The basic unit is the tribe or clan. This is three things: it's your family, it's your neighborhood (they live around you), and it's your economic unit. As an economic unit, each member has duties and gets (non-monetary) payment.

Tribal duties include –

  • Hunt, gather, farm, or fish the food in the traditional way
  • Help build houses in the traditional way
  • Help build community halls and other spaces
  • Maintain and clean those community halls and public spaces
  • Childcare
  • Maintain roads, fix potholes

The tribe has some skilled specialists, like tailors. Maybe 1 person in 100 is a tailor; it's that person's duty to make sure her 100 kinsfolk have clothes. One specialist is the perfumier/soapmaker who provides everyone with homemade soap, moisturizer, toothpaste, perfume, and that sort of thing. This is another opportunity to add local flavor: African black soap, Palestinian Nabulsi soap, Inuit soap made from seal blubber, etc. and each perfumed with local flowers.

Tribal perks/entitlements/wages include –

  • Food (traditional, local)
  • A house (vernacular architecture)
  • Clothes (traditional)
  • Childcare when you need it
  • You can hang out in the community hall This isn't luxurious, but you feel taken care of, safe. Just by being born into a family and discharging your duties you thereby earn material security. Lovely. You are home.

Tribe’s don’t do very specialized or technical work. Everyone has to pitch in. The division of labor varies from place to place, often based on sex and age. At 0-12 you have no duties, from 12-15 you start being given light duties. Many cultures have traditionally divided men's work and women's work.

Some people get the perks without the duties. These include the young, the old, the sick, injured or disabled. (In some cases, and I'm saying this to be non-Utopian, this is nasty, people who are a burden like the elderly are killed. Traditional cultures often had senicide.) Other people exempted from duties include guild-masters (discussed below) and champions in art and sport: imagine your cousin is a world-class violinist who performs on the world stage – you want her practicing, not sweeping the streets. So the tribe exempts her.

There is a second economic unit: the guild. No tribe could perform robotic surgery, manufacture 7nm microchips, or build a train. So the medical guild, the microchip guild, the train guild do that. Guilds are not geographically bound, unlike tribes. Guilds conduct their business in the Esperanto-type language. (Anti-anarchists always say, “How could mutual aid groups do very technical work?” Answer: by organizing very technical mutual aid groups.)

Everyone is a member of a tribe (you're born into it, how could you not be?). But only some qualify and become guild members: first an apprentice, then a journeyman, then a master.

What do tribes do for guilds? They provide food, clothing, shelter, and some perks like luxury goods (silk, honey, pearls). And they provide new members, young blood. Also materials: the microchip guild must work out a special contract with the tribe whose ancestral lands are on a cobalt mine. What do guilds do for tribes? They are obliged to fix your laptop when it's broken, they maintain the trains, they provide healthcare. Become a guild apprentice and the tribe halves your burden of tribe-work. Become a master and you are totally exempt from tribe-work (it's stupid to expect a busy doctor to also sweep the streets), plus you get a bigger house, a finer grade of food, finer clothes, etc. This is a non-monetary exchange. It's a win-win contract.

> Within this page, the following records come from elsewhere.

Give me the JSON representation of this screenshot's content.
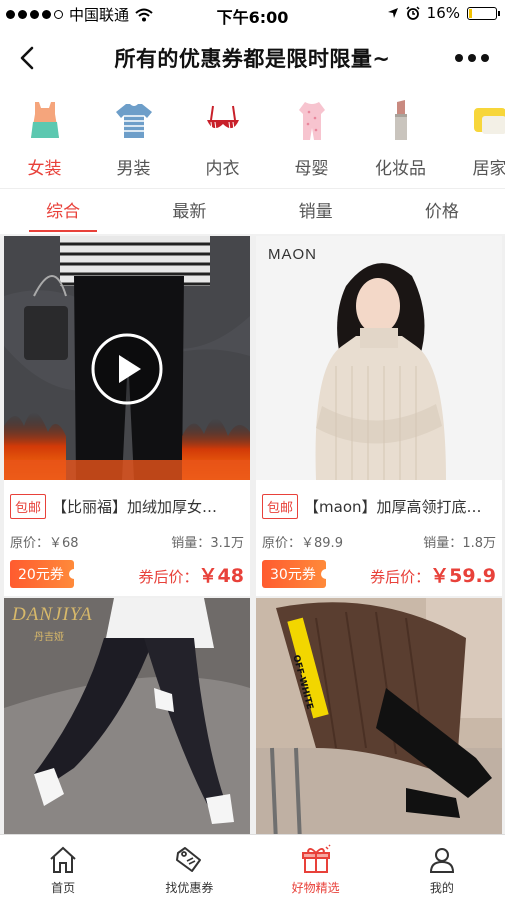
{
  "status": {
    "carrier": "中国联通",
    "time": "下午6:00",
    "battery": "16%"
  },
  "nav": {
    "title": "所有的优惠券都是限时限量~"
  },
  "categories": [
    {
      "label": "女装",
      "icon": "tank-top-icon"
    },
    {
      "label": "男装",
      "icon": "tshirt-icon"
    },
    {
      "label": "内衣",
      "icon": "bra-icon"
    },
    {
      "label": "母婴",
      "icon": "baby-onesie-icon"
    },
    {
      "label": "化妆品",
      "icon": "lipstick-icon"
    },
    {
      "label": "居家",
      "icon": "pillow-icon"
    }
  ],
  "sorts": [
    "综合",
    "最新",
    "销量",
    "价格"
  ],
  "products": [
    {
      "badge": "包邮",
      "name": "【比丽福】加绒加厚女…",
      "original_label": "原价：",
      "original_price": "￥68",
      "sales_label": "销量：",
      "sales": "3.1万",
      "coupon": "20元券",
      "after_label": "券后价：",
      "after_price": "￥48"
    },
    {
      "brand": "MAON",
      "badge": "包邮",
      "name": "【maon】加厚高领打底…",
      "original_label": "原价：",
      "original_price": "￥89.9",
      "sales_label": "销量：",
      "sales": "1.8万",
      "coupon": "30元券",
      "after_label": "券后价：",
      "after_price": "￥59.9"
    },
    {
      "brand": "DANJIYA",
      "brand_sub": "丹吉娅"
    },
    {
      "strap_text": "OFF-WHITE"
    }
  ],
  "tabbar": [
    {
      "label": "首页",
      "icon": "home-icon"
    },
    {
      "label": "找优惠券",
      "icon": "coupon-tag-icon"
    },
    {
      "label": "好物精选",
      "icon": "gift-icon"
    },
    {
      "label": "我的",
      "icon": "user-icon"
    }
  ],
  "colors": {
    "accent": "#e8413a",
    "coupon": "#ff6a33"
  }
}
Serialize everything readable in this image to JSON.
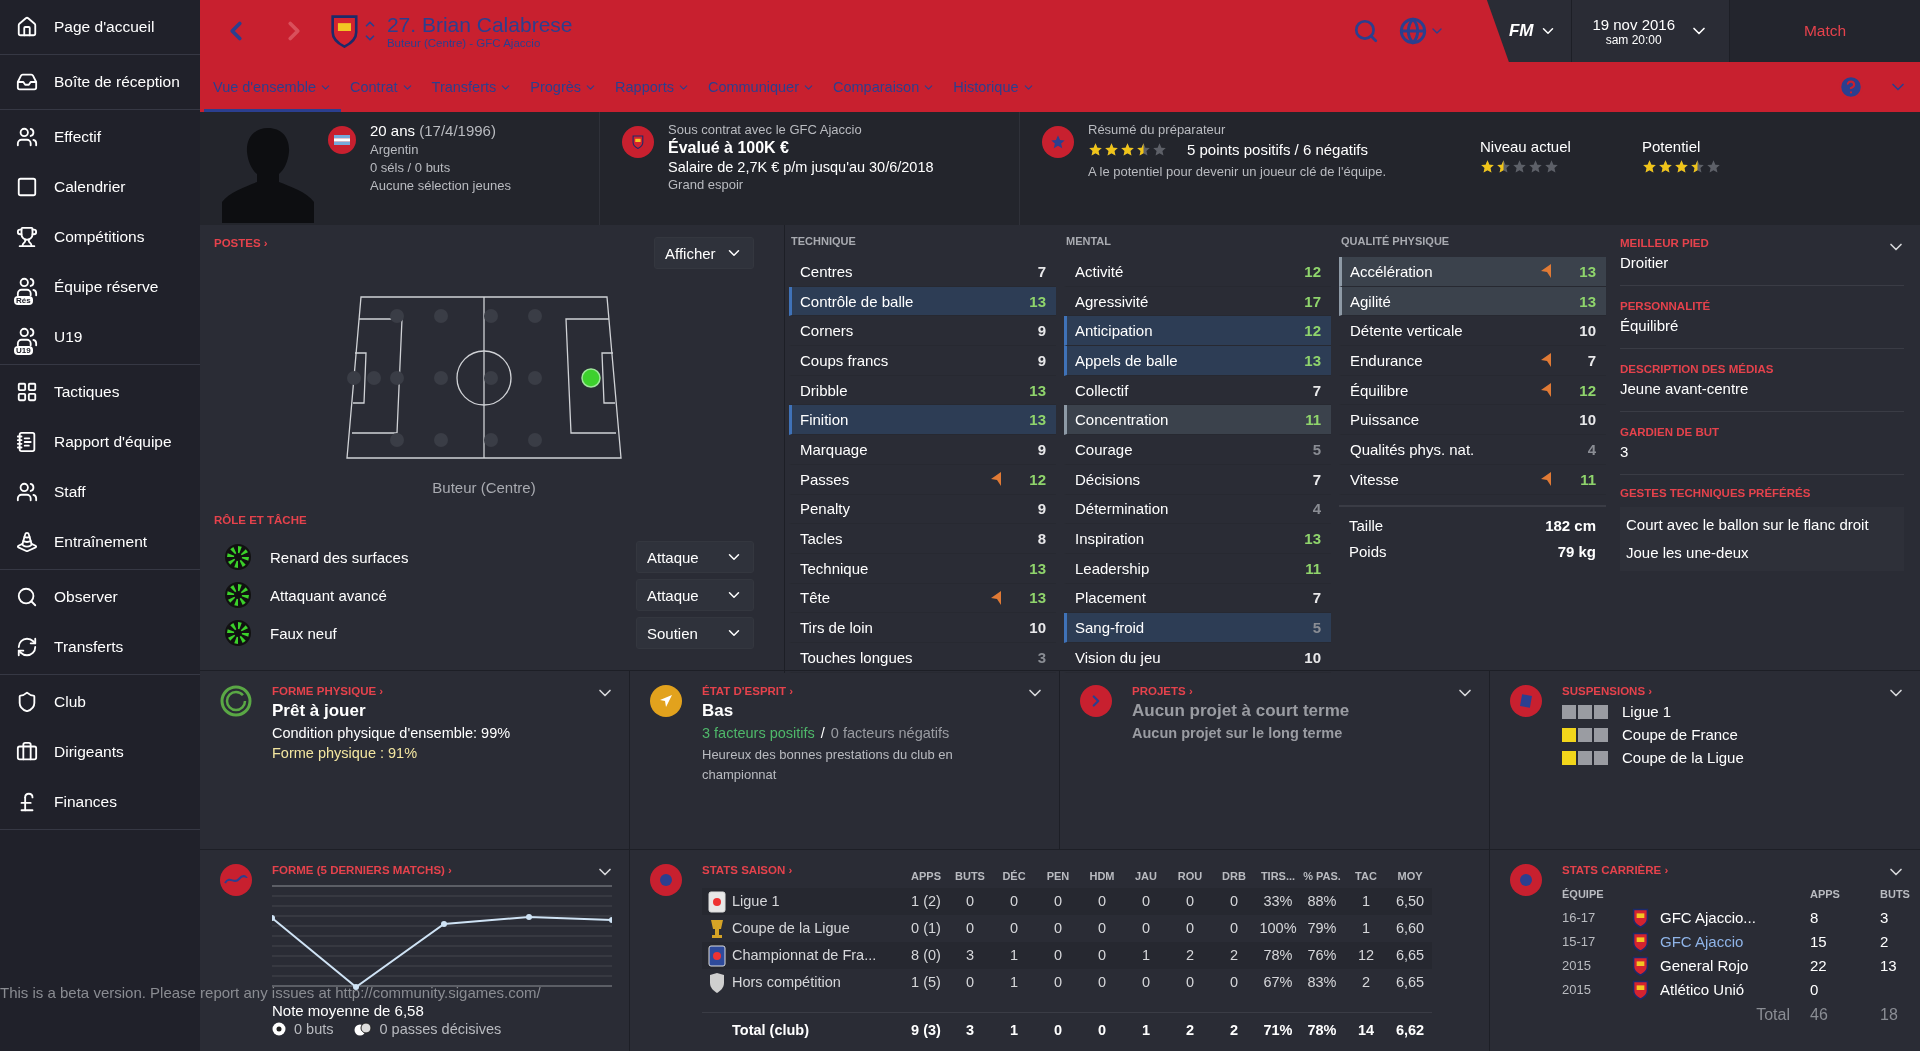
{
  "sidebar": {
    "groups": [
      [
        {
          "label": "Page d'accueil"
        }
      ],
      [
        {
          "label": "Boîte de réception"
        }
      ],
      [
        {
          "label": "Effectif"
        },
        {
          "label": "Calendrier"
        },
        {
          "label": "Compétitions"
        },
        {
          "label": "Équipe réserve",
          "badge": "Rés"
        },
        {
          "label": "U19",
          "badge": "U19"
        }
      ],
      [
        {
          "label": "Tactiques"
        },
        {
          "label": "Rapport d'équipe"
        },
        {
          "label": "Staff"
        },
        {
          "label": "Entraînement"
        }
      ],
      [
        {
          "label": "Observer"
        },
        {
          "label": "Transferts"
        }
      ],
      [
        {
          "label": "Club"
        },
        {
          "label": "Dirigeants"
        },
        {
          "label": "Finances"
        }
      ]
    ]
  },
  "header": {
    "title": "27. Brian Calabrese",
    "subtitle": "Buteur (Centre) - GFC Ajaccio",
    "brand": "FM",
    "date": "19 nov 2016",
    "time": "sam 20:00",
    "match_button": "Match"
  },
  "tabs": [
    {
      "label": "Vue d'ensemble",
      "selected": true
    },
    {
      "label": "Contrat",
      "selected": false
    },
    {
      "label": "Transferts",
      "selected": false
    },
    {
      "label": "Progrès",
      "selected": false
    },
    {
      "label": "Rapports",
      "selected": false
    },
    {
      "label": "Communiquer",
      "selected": false
    },
    {
      "label": "Comparaison",
      "selected": false
    },
    {
      "label": "Historique",
      "selected": false
    }
  ],
  "profile": {
    "age": "20 ans",
    "birth": "(17/4/1996)",
    "nationality": "Argentin",
    "caps": "0 séls / 0 buts",
    "youth": "Aucune sélection jeunes"
  },
  "contract": {
    "club_line": "Sous contrat avec le GFC Ajaccio",
    "value": "Évalué à 100K €",
    "salary": "Salaire de 2,7K € p/m jusqu'au 30/6/2018",
    "status": "Grand espoir"
  },
  "coach_report": {
    "title": "Résumé du préparateur",
    "stars": 3.5,
    "summary": "5 points positifs / 6 négatifs",
    "note": "A le potentiel pour devenir un joueur clé de l'équipe.",
    "ratings": [
      {
        "label": "Niveau actuel",
        "stars": 1.5
      },
      {
        "label": "Potentiel",
        "stars": 3.5
      }
    ]
  },
  "positions": {
    "title": "POSTES ›",
    "view_button": "Afficher",
    "position": "Buteur (Centre)"
  },
  "roles": {
    "title": "RÔLE ET TÂCHE",
    "items": [
      {
        "name": "Renard des surfaces",
        "duty": "Attaque"
      },
      {
        "name": "Attaquant avancé",
        "duty": "Attaque"
      },
      {
        "name": "Faux neuf",
        "duty": "Soutien"
      }
    ]
  },
  "attributes": [
    {
      "title": "TECHNIQUE",
      "items": [
        {
          "name": "Centres",
          "value": "7",
          "key": false,
          "marked": false,
          "trend": false
        },
        {
          "name": "Contrôle de balle",
          "value": "13",
          "key": true,
          "marked": false,
          "trend": false
        },
        {
          "name": "Corners",
          "value": "9",
          "key": false,
          "marked": false,
          "trend": false
        },
        {
          "name": "Coups francs",
          "value": "9",
          "key": false,
          "marked": false,
          "trend": false
        },
        {
          "name": "Dribble",
          "value": "13",
          "key": false,
          "marked": false,
          "trend": false
        },
        {
          "name": "Finition",
          "value": "13",
          "key": true,
          "marked": false,
          "trend": false
        },
        {
          "name": "Marquage",
          "value": "9",
          "key": false,
          "marked": false,
          "trend": false
        },
        {
          "name": "Passes",
          "value": "12",
          "key": false,
          "marked": false,
          "trend": true
        },
        {
          "name": "Penalty",
          "value": "9",
          "key": false,
          "marked": false,
          "trend": false
        },
        {
          "name": "Tacles",
          "value": "8",
          "key": false,
          "marked": false,
          "trend": false
        },
        {
          "name": "Technique",
          "value": "13",
          "key": false,
          "marked": false,
          "trend": false
        },
        {
          "name": "Tête",
          "value": "13",
          "key": false,
          "marked": false,
          "trend": true
        },
        {
          "name": "Tirs de loin",
          "value": "10",
          "key": false,
          "marked": false,
          "trend": false
        },
        {
          "name": "Touches longues",
          "value": "3",
          "key": false,
          "marked": false,
          "trend": false
        }
      ]
    },
    {
      "title": "MENTAL",
      "items": [
        {
          "name": "Activité",
          "value": "12",
          "key": false,
          "marked": false,
          "trend": false
        },
        {
          "name": "Agressivité",
          "value": "17",
          "key": false,
          "marked": false,
          "trend": false
        },
        {
          "name": "Anticipation",
          "value": "12",
          "key": true,
          "marked": false,
          "trend": false
        },
        {
          "name": "Appels de balle",
          "value": "13",
          "key": true,
          "marked": false,
          "trend": false
        },
        {
          "name": "Collectif",
          "value": "7",
          "key": false,
          "marked": false,
          "trend": false
        },
        {
          "name": "Concentration",
          "value": "11",
          "key": false,
          "marked": true,
          "trend": false
        },
        {
          "name": "Courage",
          "value": "5",
          "key": false,
          "marked": false,
          "trend": false
        },
        {
          "name": "Décisions",
          "value": "7",
          "key": false,
          "marked": false,
          "trend": false
        },
        {
          "name": "Détermination",
          "value": "4",
          "key": false,
          "marked": false,
          "trend": false
        },
        {
          "name": "Inspiration",
          "value": "13",
          "key": false,
          "marked": false,
          "trend": false
        },
        {
          "name": "Leadership",
          "value": "11",
          "key": false,
          "marked": false,
          "trend": false
        },
        {
          "name": "Placement",
          "value": "7",
          "key": false,
          "marked": false,
          "trend": false
        },
        {
          "name": "Sang-froid",
          "value": "5",
          "key": true,
          "marked": false,
          "trend": false
        },
        {
          "name": "Vision du jeu",
          "value": "10",
          "key": false,
          "marked": false,
          "trend": false
        }
      ]
    },
    {
      "title": "QUALITÉ PHYSIQUE",
      "items": [
        {
          "name": "Accélération",
          "value": "13",
          "key": false,
          "marked": true,
          "trend": true
        },
        {
          "name": "Agilité",
          "value": "13",
          "key": false,
          "marked": true,
          "trend": false
        },
        {
          "name": "Détente verticale",
          "value": "10",
          "key": false,
          "marked": false,
          "trend": false
        },
        {
          "name": "Endurance",
          "value": "7",
          "key": false,
          "marked": false,
          "trend": true
        },
        {
          "name": "Équilibre",
          "value": "12",
          "key": false,
          "marked": false,
          "trend": true
        },
        {
          "name": "Puissance",
          "value": "10",
          "key": false,
          "marked": false,
          "trend": false
        },
        {
          "name": "Qualités phys. nat.",
          "value": "4",
          "key": false,
          "marked": false,
          "trend": false
        },
        {
          "name": "Vitesse",
          "value": "11",
          "key": false,
          "marked": false,
          "trend": true
        }
      ],
      "measures": [
        {
          "label": "Taille",
          "value": "182 cm"
        },
        {
          "label": "Poids",
          "value": "79 kg"
        }
      ]
    }
  ],
  "details": {
    "sections": [
      {
        "title": "MEILLEUR PIED",
        "value": "Droitier"
      },
      {
        "title": "PERSONNALITÉ",
        "value": "Équilibré"
      },
      {
        "title": "DESCRIPTION DES MÉDIAS",
        "value": "Jeune avant-centre"
      },
      {
        "title": "GARDIEN DE BUT",
        "value": "3"
      }
    ],
    "traits_title": "GESTES TECHNIQUES PRÉFÉRÉS",
    "traits": [
      "Court avec le ballon sur le flanc droit",
      "Joue les une-deux"
    ]
  },
  "fitness": {
    "title": "FORME PHYSIQUE ›",
    "status": "Prêt à jouer",
    "condition": "Condition physique d'ensemble: 99%",
    "form": "Forme physique : 91%"
  },
  "morale": {
    "title": "ÉTAT D'ESPRIT ›",
    "status": "Bas",
    "positive": "3 facteurs positifs",
    "separator": "/",
    "negative": "0 facteurs négatifs",
    "note": "Heureux des bonnes prestations du club en championnat"
  },
  "projects": {
    "title": "PROJETS ›",
    "short_term": "Aucun projet à court terme",
    "long_term": "Aucun projet sur le long terme"
  },
  "suspensions": {
    "title": "SUSPENSIONS ›",
    "items": [
      {
        "label": "Ligue 1",
        "cards": [
          false,
          false,
          false
        ]
      },
      {
        "label": "Coupe de France",
        "cards": [
          true,
          false,
          false
        ]
      },
      {
        "label": "Coupe de la Ligue",
        "cards": [
          true,
          false,
          false
        ]
      }
    ]
  },
  "recent_form": {
    "title": "FORME (5 DERNIERS MATCHS) ›",
    "average": "Note moyenne de 6,58",
    "goals": "0 buts",
    "assists": "0 passes décisives"
  },
  "season_stats": {
    "title": "STATS SAISON ›",
    "columns": [
      "APPS",
      "BUTS",
      "DÉC",
      "PEN",
      "HDM",
      "JAU",
      "ROU",
      "DRB",
      "TIRS...",
      "% PAS.",
      "TAC",
      "MOY"
    ],
    "rows": [
      {
        "competition": "Ligue 1",
        "cells": [
          "1 (2)",
          "0",
          "0",
          "0",
          "0",
          "0",
          "0",
          "0",
          "33%",
          "88%",
          "1",
          "6,50"
        ]
      },
      {
        "competition": "Coupe de la Ligue",
        "cells": [
          "0 (1)",
          "0",
          "0",
          "0",
          "0",
          "0",
          "0",
          "0",
          "100%",
          "79%",
          "1",
          "6,60"
        ]
      },
      {
        "competition": "Championnat de Fra...",
        "cells": [
          "8 (0)",
          "3",
          "1",
          "0",
          "0",
          "1",
          "2",
          "2",
          "78%",
          "76%",
          "12",
          "6,65"
        ]
      },
      {
        "competition": "Hors compétition",
        "cells": [
          "1 (5)",
          "0",
          "1",
          "0",
          "0",
          "0",
          "0",
          "0",
          "67%",
          "83%",
          "2",
          "6,65"
        ]
      }
    ],
    "total": {
      "label": "Total (club)",
      "cells": [
        "9 (3)",
        "3",
        "1",
        "0",
        "0",
        "1",
        "2",
        "2",
        "71%",
        "78%",
        "14",
        "6,62"
      ]
    }
  },
  "career_stats": {
    "title": "STATS CARRIÈRE ›",
    "columns": [
      "ÉQUIPE",
      "APPS",
      "BUTS"
    ],
    "rows": [
      {
        "season": "16-17",
        "team": "GFC Ajaccio...",
        "apps": "8",
        "goals": "3",
        "link": false
      },
      {
        "season": "15-17",
        "team": "GFC Ajaccio",
        "apps": "15",
        "goals": "2",
        "link": true
      },
      {
        "season": "2015",
        "team": "General Rojo",
        "apps": "22",
        "goals": "13",
        "link": false
      },
      {
        "season": "2015",
        "team": "Atlético Unió",
        "apps": "0",
        "link": false
      }
    ],
    "total": {
      "label": "Total",
      "apps": "46",
      "goals": "18"
    }
  },
  "beta_notice": "This is a beta version. Please report any issues at http://community.sigames.com/"
}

  • snowflake [none/use name]
    hexagon
    ·
    2 months ago

    A couple of quotes from Kropotkin that might help your researches:

    • "Volumes and volumes have been written about these unions which, under the name of guilds, brotherhoods, friendships and druzhestva, minne, artels in Russia, esnaifs in Servia and Turkey, amkari in Georgia"

    • "Only now, when hundreds of guild statutes have been published and studied, and their relationship to the Roman collegiae, and the earlier unions in Greece and in India,[FOOTNOTE: Very interesting facts relative to the universality of guilds will be found in “Two Thousand Years of Guild Life,” by Rev. J. M. Lambert, Hull, 1891. On the Georgian amkari, see S. Eghiazarov, Gorodskiye Tsekhi ("Organization of Transcaucasian Amkari"), in Memoirs of the Caucasian Geographical Society, xiv. 2, 1891.] is known, can we maintain with full confidence that these brotherhoods were but a further development of the same principles which we saw at work in the gens and the village community."